In the emerging field of surgical data science, what role can Intuitive play?
This is a really exciting area, because objective metrics in surgery haven’t really existed at scale, and the robotic platform facilitates measurement of those. AI technology facilitates extracting clinically meaningful objective metrics that are interpretable by a surgeon around a particular surgical activity. And we’ve been investing in not just building the technology, but also engaging the academic community in ushering in this technology.
We’ve been fortunate enough to partner with many leading academic universities in the U.S. and in Europe and in Asia, to be able to understand, how do we quantify surgery? How do we break it down into its critical steps? What objective metrics matter for which procedure type for assessing skill, objectively quantifying workflow and correlating to patient outcomes? They’ve been running their research that we’ve been enabling through the peer review process, and really establishing the foundation of the field.
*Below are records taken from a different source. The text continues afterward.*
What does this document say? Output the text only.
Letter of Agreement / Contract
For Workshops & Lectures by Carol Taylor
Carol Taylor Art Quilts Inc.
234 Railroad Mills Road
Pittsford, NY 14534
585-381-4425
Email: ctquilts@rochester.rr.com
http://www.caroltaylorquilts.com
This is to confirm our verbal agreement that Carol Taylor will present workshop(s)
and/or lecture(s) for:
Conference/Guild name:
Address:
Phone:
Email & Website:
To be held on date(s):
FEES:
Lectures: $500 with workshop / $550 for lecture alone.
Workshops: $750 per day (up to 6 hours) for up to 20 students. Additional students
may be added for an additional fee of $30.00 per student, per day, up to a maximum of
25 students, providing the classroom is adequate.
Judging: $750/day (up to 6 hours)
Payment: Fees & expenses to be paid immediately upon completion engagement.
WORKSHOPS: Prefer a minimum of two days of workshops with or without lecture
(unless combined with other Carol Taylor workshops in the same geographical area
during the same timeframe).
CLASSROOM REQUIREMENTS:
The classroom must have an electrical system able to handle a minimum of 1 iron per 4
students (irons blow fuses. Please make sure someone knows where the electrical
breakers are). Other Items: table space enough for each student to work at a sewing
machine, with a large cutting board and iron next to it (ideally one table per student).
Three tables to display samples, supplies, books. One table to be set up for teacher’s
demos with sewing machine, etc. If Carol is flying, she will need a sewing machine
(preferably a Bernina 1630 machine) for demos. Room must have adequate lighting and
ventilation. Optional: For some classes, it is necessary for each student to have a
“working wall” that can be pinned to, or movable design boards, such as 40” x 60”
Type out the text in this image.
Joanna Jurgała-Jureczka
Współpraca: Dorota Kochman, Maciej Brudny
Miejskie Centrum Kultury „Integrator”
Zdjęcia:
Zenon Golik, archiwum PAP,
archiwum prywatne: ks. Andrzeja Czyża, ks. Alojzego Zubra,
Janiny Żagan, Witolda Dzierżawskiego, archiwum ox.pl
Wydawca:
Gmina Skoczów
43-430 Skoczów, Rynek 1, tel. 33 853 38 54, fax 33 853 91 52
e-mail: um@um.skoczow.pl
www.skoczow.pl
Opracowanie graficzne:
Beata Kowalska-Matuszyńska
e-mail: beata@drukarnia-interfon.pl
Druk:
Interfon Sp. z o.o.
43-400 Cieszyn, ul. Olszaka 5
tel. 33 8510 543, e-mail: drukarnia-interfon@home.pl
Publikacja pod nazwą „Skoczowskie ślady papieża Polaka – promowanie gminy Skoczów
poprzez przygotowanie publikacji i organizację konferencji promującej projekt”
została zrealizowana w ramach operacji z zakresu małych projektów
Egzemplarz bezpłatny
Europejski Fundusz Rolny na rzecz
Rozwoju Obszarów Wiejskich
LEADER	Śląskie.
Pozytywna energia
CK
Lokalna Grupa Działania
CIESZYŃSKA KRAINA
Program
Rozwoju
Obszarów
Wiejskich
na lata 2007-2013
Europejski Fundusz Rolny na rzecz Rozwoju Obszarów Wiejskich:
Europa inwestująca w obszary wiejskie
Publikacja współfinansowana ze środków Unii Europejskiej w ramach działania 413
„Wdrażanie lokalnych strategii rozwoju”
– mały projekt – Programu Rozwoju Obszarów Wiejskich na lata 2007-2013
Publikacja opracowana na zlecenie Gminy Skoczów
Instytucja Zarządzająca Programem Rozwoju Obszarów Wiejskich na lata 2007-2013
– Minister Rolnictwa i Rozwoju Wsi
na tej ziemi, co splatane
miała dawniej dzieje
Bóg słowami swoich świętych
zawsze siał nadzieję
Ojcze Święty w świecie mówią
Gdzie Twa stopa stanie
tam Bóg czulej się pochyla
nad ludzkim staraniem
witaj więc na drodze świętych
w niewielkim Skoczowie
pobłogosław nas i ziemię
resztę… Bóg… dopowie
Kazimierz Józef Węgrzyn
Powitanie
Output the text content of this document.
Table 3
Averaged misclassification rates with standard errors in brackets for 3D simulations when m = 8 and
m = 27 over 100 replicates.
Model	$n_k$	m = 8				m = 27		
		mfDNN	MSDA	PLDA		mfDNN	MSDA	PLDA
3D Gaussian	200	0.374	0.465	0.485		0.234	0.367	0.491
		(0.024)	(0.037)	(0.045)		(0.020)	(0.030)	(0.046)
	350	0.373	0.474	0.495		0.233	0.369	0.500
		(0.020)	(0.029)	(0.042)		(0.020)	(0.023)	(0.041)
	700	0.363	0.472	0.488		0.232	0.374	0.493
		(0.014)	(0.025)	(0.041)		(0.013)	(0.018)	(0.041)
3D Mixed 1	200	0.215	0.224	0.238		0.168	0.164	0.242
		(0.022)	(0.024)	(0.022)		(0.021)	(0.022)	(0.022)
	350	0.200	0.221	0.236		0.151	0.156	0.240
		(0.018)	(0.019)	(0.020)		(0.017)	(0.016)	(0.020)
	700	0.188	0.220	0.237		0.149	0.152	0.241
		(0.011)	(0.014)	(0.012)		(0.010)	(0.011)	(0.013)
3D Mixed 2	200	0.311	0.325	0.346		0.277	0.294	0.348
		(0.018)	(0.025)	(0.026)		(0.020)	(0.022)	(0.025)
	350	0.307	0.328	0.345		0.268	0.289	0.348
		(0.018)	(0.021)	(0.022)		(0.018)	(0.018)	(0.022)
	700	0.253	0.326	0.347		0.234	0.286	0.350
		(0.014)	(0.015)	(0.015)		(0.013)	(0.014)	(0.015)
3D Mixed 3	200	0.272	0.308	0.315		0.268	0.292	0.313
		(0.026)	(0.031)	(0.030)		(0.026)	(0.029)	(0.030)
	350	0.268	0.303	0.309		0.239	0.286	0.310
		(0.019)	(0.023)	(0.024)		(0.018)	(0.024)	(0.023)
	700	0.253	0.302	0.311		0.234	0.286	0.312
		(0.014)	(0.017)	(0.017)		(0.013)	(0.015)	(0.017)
What are the potential benefits of this technology for patients?
One area that our academic partners have been exploring, and we’ve been exploring, is the ability to fuse some of these objective metrics we can surface from the sensors on our robotic platform with patient data to make predictions about patient outcomes. You have a detailed readout of what happened during that really important surgical episode that you can pair with characteristics of that patient to make a prediction of how that patient might recover from surgery.
When we talk about some of our analytics products that are launching to our My Intuitive channel, we hope to scale those broadly across our procedure base. That said, we want to do it responsibly. That’s one of the reasons why we have invested in collaborations and outfitted some of these academic institutions with the ability to vet the technology so that, as we introduce it, it actually has this ongoing validation element to it.